Our research group studies the origin of structural variations underlying congenital disease and cancer. We are particularly focused on complex chromosome rearrangements caused by chromothripsis, a phenomenon which involves massive chromosome shattering and repair. By sequencing complex chromosomal rearrangements in patients with congenital malformations, we were the first to show that chromothripsis can also explain complex genomic rearrangements underlying developmental abnormalities. In fact, many apparently simple genomic rearrangements – when detected by karyotyping or other low-resolution techniques – appear much more complex when analysed by whole genome sequencing. We have shown that chromothripsis rearrangements preferentially occur on paternal chromosomes, suggesting an origin in the male germline.
Currently, we are actively dissecting the molecular trigger of chromothripsis and the pathogenic effects in order to understand the causes of congenital disease and cancer. This is achieved by combining a large array of genomic technologies (RNA-seq, ChIP-seq, genome seq) with functional testing in cell systems and model organisms.

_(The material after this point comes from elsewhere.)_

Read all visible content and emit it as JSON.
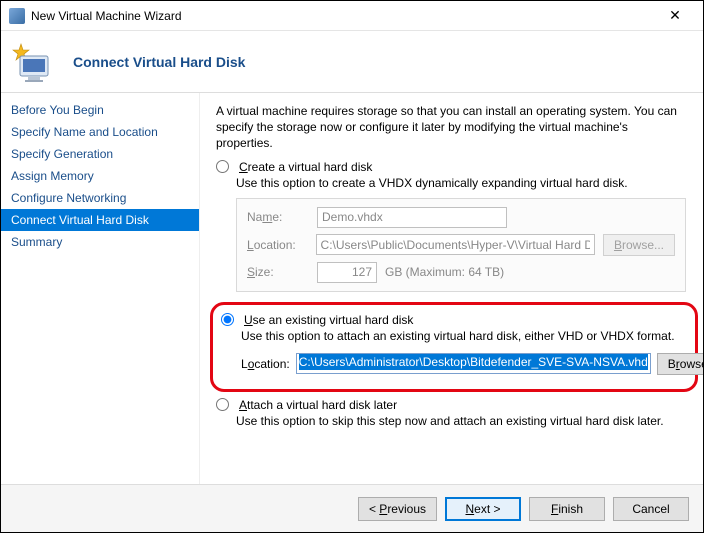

Our group is also actively participating in the Genome of the Netherlands (GoNL) project (http://www.nlgenome.nl/) – a large consortium that aims at characterizing genetic variation within the Dutch population. The structural variation subgroup of the GoNL project focuses on exploring structural variation in GoNL dataset, including detection of de novo changes. A primary aim of these efforts is also to gain experience with analysis of population-scale sequencing datasets, including development of novel bioinformatics tools and establishment of a collaborative network of genomic researches.